After a Garda investigation into the money laundering section of the west African cartel, a team of over 100 gardai raided addresses across five counties on Thursday from 7am.
While the senior officers leading the inquiry are certain at least €14.6 million has been stolen and laundered to date, the true figure may be very significantly higher.
Gardai will not know how much cash has been stolen and how much of that is spent or recoverable until some 350 bank accounts in Ireland that have now been frozen are examined.
The Garda has gone to the courts to secure orders to block any further activity on some of the accounts. In other cases banks in Ireland moved to block accounts based on the information supplied by the Garda.
A large quantity of financial documents along with laptops and other electronic devices were seized. These will now be examined for evidence.

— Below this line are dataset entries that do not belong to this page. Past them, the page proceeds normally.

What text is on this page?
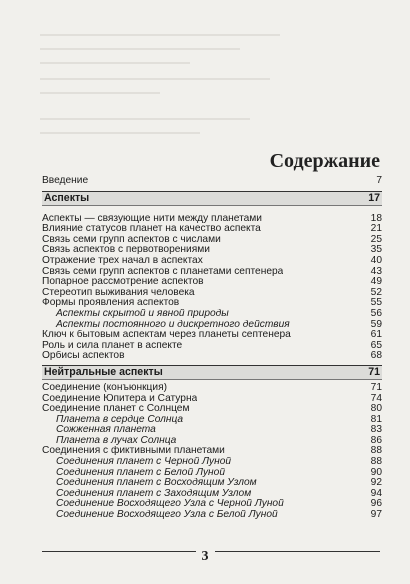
Содержание
Введение	7
Аспекты	17
Аспекты — связующие нити между планетами	18
Влияние статусов планет на качество аспекта	21
Связь семи групп аспектов с числами	25
Связь аспектов с первотворениями	35
Отражение трех начал в аспектах	40
Связь семи групп аспектов с планетами септенера	43
Попарное рассмотрение аспектов	49
Стереотип выживания человека	52
Формы проявления аспектов	55
Аспекты скрытой и явной природы	56
Аспекты постоянного и дискретного действия	59
Ключ к бытовым аспектам через планеты септенера	61
Роль и сила планет в аспекте	65
Орбисы аспектов	68
Нейтральные аспекты	71
Соединение (конъюнкция)	71
Соединение Юпитера и Сатурна	74
Соединение планет с Солнцем	80
Планета в сердце Солнца	81
Сожженная планета	83
Планета в лучах Солнца	86
Соединения с фиктивными планетами	88
Соединения планет с Черной Луной	88
Соединения планет с Белой Луной	90
Соединения планет с Восходящим Узлом	92
Соединения планет с Заходящим Узлом	94
Соединение Восходящего Узла с Черной Луной	96
Соединение Восходящего Узла с Белой Луной	97
3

Gardai also seized four 4X4 vehicles on suspicion of being the proceeds of crime.
Some of the people targeted were claiming unemployment and other social welfare benefits while living in rented houses paid for by the State.
The inquiry is being led by Det Supt Alf Martin of the Garda National Economic Crime Bureau, assisted by personnel from the Northern, Eastern and Dublin Metropolitan regions, along with officers from the drugs and organised crime unit, and armed support units.
Invoice redirect fraud
Gardai believe they are part of a wide network of west Africans engaged in invoice redirect fraud globally.
And it appears much of the money stolen by fraudsters all over the world was sent to the cartel members based in Ireland so they could launder it.
Some of the money was transferred between many bank accounts internationally, including China and west Africa, in the hope that no police force could track and find it to seize.
With some of the other money, expensive goods were bought and shipped out of the country. They were then sold at their destination country and effectively converted back into cash.
Invoice redirect fraud involves criminals setting up fake online identities to enable them pose as a legitimate trading company. They then contact the customers of the company they are impersonating and advise them of a change of bank account details.
If the scam works, the next time a payment is due to the company they are impersonating the sum will be paid into the new bank account, which is controlled by the criminals.
Once the money has been lodged into the criminals account, it can take days for the victims to realise what has happened.
The company paying out the money will have no way of knowing they have lodged a fee for goods or services to the wrong. Typically they will only realise when the company who was supposed to receive the payment sends a reminder after the payment appears delayed.
Some of the individual frauds have involved very large amounts of money. In February it emerged more than €750,000 was stolen, mostly from Dublin Zoo and Meath Education and Training Board.